Posted April. 10, 2010 05:41,   

한국어

“Dilapidated, the chapel hall is packed with children as if bean sprouts were being cultivated in a pot. It is so crowded, the teacher has little space to step in and out of. Unable to stretch their legs in the overcrowded lower classroom, children open and shut their mouths in unison like bird bills as they watch the blackboard in an upright position. Then students in the upper classroom shout “Wake up, you sleeping person; open up your eyes, you blind person; let’s work hard and find ways to survive and thrive” in reading the Famers’ Guidebook. This is a scene at a school as described in the novel “Evergreen Tree” by novelist Shim Hoon, which tells of a rural village enlightenment campaign. It describes the scene of students studying hard in their quest for a better education in droves after the heroine Chae Yeong-shin opens a rural village school by renting a church building.

The fever inside the classroom, full of twinkling eyes, symbolized a strong education fever in Korea that persisted even after liberation from Japanese colonial rule in 1945. The number of students per class at certain schools exceeded 100 from the 1960s, when baby boomers born soon after the Korean War entered elementary school. Such classes earned the nickname “classroom of jam-packed sprouts.” Students had a feverish aspiration for education even in such heavily crowded classrooms. It often took an hour or more for students to commute from home to school in rural areas. Still, those who could not afford to attend schools of a higher grade burst into tears on graduation day due to deep regret.

A think tank under the Japanese Education Ministry has announced the results of a survey of learning attitudes in class among high school students in four countries -- Korea, Japan, the U.S. and China. On what act they “handily” or “commonly conduct,” 33.2 percent of Korean students said “dozing off.” Korea had the lowest portion of students who answered, “I carefully write what is taught in class” with 68.1 percent in the survey. The data suggests Korean students’ concentration lags behind that of their counterparts in the other three countries. Have better economic conditions instilled them with a sense of complacency?

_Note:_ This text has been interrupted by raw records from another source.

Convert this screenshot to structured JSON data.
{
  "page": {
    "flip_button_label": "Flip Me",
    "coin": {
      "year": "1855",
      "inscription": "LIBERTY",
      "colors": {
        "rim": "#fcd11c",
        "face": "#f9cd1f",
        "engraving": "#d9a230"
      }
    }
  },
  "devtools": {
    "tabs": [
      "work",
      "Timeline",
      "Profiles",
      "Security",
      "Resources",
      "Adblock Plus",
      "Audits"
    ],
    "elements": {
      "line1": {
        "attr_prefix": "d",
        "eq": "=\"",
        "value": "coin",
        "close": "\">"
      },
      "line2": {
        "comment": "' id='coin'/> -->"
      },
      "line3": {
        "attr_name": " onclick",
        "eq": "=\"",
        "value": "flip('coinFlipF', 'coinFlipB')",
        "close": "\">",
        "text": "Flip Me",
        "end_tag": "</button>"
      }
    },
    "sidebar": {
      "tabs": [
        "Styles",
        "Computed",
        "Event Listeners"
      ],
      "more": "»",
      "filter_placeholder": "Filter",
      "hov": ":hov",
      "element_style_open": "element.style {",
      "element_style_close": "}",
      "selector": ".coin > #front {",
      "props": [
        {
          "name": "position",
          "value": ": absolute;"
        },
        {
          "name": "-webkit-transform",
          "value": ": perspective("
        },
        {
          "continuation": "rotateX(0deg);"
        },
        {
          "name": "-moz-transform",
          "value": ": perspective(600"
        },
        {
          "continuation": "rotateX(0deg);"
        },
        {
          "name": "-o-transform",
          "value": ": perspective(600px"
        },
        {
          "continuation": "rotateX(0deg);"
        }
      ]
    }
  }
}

Korean students are dozing off due in large part to the reality of private education exceeding public education in competitiveness and teachers’ lack of accountability. Another reason is that students whose academic performance significantly varies are being taught at the same level in the same class. Classes that satisfy nobody cause students to doze off. The Korean Education Ministry suggested a plan Thursday on providing different levels of teaching in classes to gifted students and those with poor performance even at general high schools. This is a promising measure. Though critics blast the excessive attention to education in Korea, the country faces a dark future if this educational fever fizzles.